Decía Heidegger que los momentos negativos o privativos son los que nos obligan a hacer un alto, dejar de actuar de manera cotidiana y funcional y comenzar a examinar a fondo lo que está sucediendo. El ejemplo del martillo es ya un clásico: usamos el martillo sin verlo, damos por seguro su funcionamiento; solo cuando se avería y deja funcionar, volvemos la vista para examinarlo: ¿se fracturó el mango? ¿dejó de estar fija la cabeza de la herramienta?
Exactamente lo mismo sucede con la vida: según este pensador, solo en los momentos privativos nos detenemos a examinarla y es cuando se nos abre el mundo, esto es: podemos ver con claridad cada aspecto de nuestra cotidianidad; se revela lo que es importante y lo que sólo es urgente.
Un ejemplo muy sencillo, para lograr claridad: voy a dejar al perro en el veterinario, de ahí entregaré mi currículum, para luego recoger a mis hijos en la escuela. De pronto mi tartana se avería: abro el cofre para jalar el gancho de siempre para echarla a andar, y nada: ahora sí, la tartana está averiada. Entonces el mundo despunta: se me presenta con claridad qué es lo que importa. El currículum lo puedo llevar después, el perro puede esperar un momento, pero a mis hijos no los puedo recoger después: surge el valor de aquello que en verdad es importante en mi vida, que, en mi caso, son mis hijos.
Todo esto implicaría que una vida sin problemas y sin momentos negativos o privativos, como la pérdida de la salud o la pérdida de un ser amado, esto es: una vida feliz, en la que no existieran problemas ni sufrimiento, sería una vida sin reflexión. Porque nadie que disfrute de una gran alegría se detiene a pensar “¿pero por qué tengo esta gran alegría?” Para la alegría no hay “peros”. Son solo los momentos privativos los que nos llevan al cuestionamiento.
Si estuviéramos de acuerdo con lo anterior, entonces la filosofía no sería hija de la curiosidad o del asombro (thauma): la filosofía sería hija del dolor y el sufrimiento. Y los que nos dedicamos a ella, no lo hacemos porque nos asombre y maraville la vida, sino porque hemos vivido el sinsentido del dolor: cuánto penar para morirse uno, diría Miguel Hernández.
Pero no es así: la filosofía es hija tanto del asombro ante la maravilla de estar en el mundo, como de la curiosidad, pero lo es también del dolor, que nos lleva a preguntar por el sentido del mismo. La filosofía tiene muchos orígenes y no podemos reducir su presencia en la historia de la humanidad a uno solo.
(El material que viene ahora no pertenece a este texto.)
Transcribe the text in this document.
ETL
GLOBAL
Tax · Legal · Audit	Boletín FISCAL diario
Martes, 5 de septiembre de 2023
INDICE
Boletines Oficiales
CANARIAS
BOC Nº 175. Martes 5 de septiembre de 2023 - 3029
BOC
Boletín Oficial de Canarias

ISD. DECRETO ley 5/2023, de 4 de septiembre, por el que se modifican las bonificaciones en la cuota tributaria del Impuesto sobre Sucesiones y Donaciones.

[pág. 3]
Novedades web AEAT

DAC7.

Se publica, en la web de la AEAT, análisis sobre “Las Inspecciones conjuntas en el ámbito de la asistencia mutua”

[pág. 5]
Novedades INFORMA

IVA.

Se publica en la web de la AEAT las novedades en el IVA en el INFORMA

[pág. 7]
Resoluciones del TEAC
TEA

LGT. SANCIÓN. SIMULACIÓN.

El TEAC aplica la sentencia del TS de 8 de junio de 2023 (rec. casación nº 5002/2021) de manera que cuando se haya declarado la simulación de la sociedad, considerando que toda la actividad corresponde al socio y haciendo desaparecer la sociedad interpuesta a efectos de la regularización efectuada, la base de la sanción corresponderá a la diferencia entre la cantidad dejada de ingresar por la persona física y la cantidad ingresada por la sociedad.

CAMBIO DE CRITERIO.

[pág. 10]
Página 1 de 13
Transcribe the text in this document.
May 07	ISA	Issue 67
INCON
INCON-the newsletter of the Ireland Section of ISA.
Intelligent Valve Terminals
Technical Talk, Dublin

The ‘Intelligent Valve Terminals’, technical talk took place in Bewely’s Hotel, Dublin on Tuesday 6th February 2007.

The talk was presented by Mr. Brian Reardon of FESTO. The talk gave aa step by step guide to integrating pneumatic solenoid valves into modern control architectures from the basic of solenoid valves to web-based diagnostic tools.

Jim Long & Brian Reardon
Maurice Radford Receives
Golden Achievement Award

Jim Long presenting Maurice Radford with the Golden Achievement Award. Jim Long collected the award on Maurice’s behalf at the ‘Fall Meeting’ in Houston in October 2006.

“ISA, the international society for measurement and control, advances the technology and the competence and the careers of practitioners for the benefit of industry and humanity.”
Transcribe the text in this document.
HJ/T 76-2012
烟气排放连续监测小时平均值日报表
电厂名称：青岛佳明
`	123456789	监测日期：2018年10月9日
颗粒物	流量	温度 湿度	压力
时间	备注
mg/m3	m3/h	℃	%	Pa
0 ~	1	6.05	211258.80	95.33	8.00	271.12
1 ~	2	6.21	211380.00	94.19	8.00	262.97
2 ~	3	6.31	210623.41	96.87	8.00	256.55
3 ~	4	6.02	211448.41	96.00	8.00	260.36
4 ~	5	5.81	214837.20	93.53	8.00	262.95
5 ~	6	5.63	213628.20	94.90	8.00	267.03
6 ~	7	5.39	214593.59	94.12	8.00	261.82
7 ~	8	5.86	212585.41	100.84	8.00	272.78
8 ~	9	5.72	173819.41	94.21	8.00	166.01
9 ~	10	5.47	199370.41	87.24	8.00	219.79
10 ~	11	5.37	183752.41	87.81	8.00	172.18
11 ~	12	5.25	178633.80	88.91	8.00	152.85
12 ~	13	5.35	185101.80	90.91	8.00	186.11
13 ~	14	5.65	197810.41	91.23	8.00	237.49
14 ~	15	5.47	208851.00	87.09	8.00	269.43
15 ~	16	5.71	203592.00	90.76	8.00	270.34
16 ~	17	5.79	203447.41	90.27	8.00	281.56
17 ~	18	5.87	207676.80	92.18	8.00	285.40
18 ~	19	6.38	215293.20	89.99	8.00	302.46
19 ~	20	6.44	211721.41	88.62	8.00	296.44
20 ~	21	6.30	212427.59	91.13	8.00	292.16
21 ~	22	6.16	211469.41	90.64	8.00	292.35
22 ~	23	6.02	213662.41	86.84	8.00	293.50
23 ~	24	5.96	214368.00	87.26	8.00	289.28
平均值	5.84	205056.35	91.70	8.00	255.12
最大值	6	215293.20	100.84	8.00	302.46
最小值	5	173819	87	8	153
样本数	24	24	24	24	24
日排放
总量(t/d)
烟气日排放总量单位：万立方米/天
Me interesa preguntar: ¿qué hace el dolor y el sufrimiento con nuestras mentes, con nuestros cuerpos? Los neurocientíficos se han abocado a explicarnos paso a paso la forma en que el cerebro reacciona ante el dolor e incluso cómo podemos hacernos adictos al sufrimiento. La neuroética tiene para nosotros una lección fundamental: podemos moldear nuestro cerebro y nuestra relación con el sufrimiento, podemos dejar una adicción a éste, como se deja cualquier tipo de adicción.
Pero la realidad es que, si bien podemos alejarnos del sufrimiento, no podemos hacerlo del dolor, que es parte inseparable de la vida. Lo único que nos queda es decidir qué hacemos con el dolor: éste puede ser el motor de la debilidad, la amargura y el egoísmo o el motor de la fortaleza, la generosidad y la empatía.
Algunas personas que han sufrido, pueden reconocer el dolor en otro ser sintiente y ser empáticos, mientras otros se tornan insensibles y crueles. ¿Qué marca la diferencia para que uno se torne un ser sensible y amoroso mientras el otro insensible y cruel? Responder esa pregunta, podría llevarnos a pensar en una forma diferente de educar al ser humano.
Cómo quisiera tener para ella, una respuesta.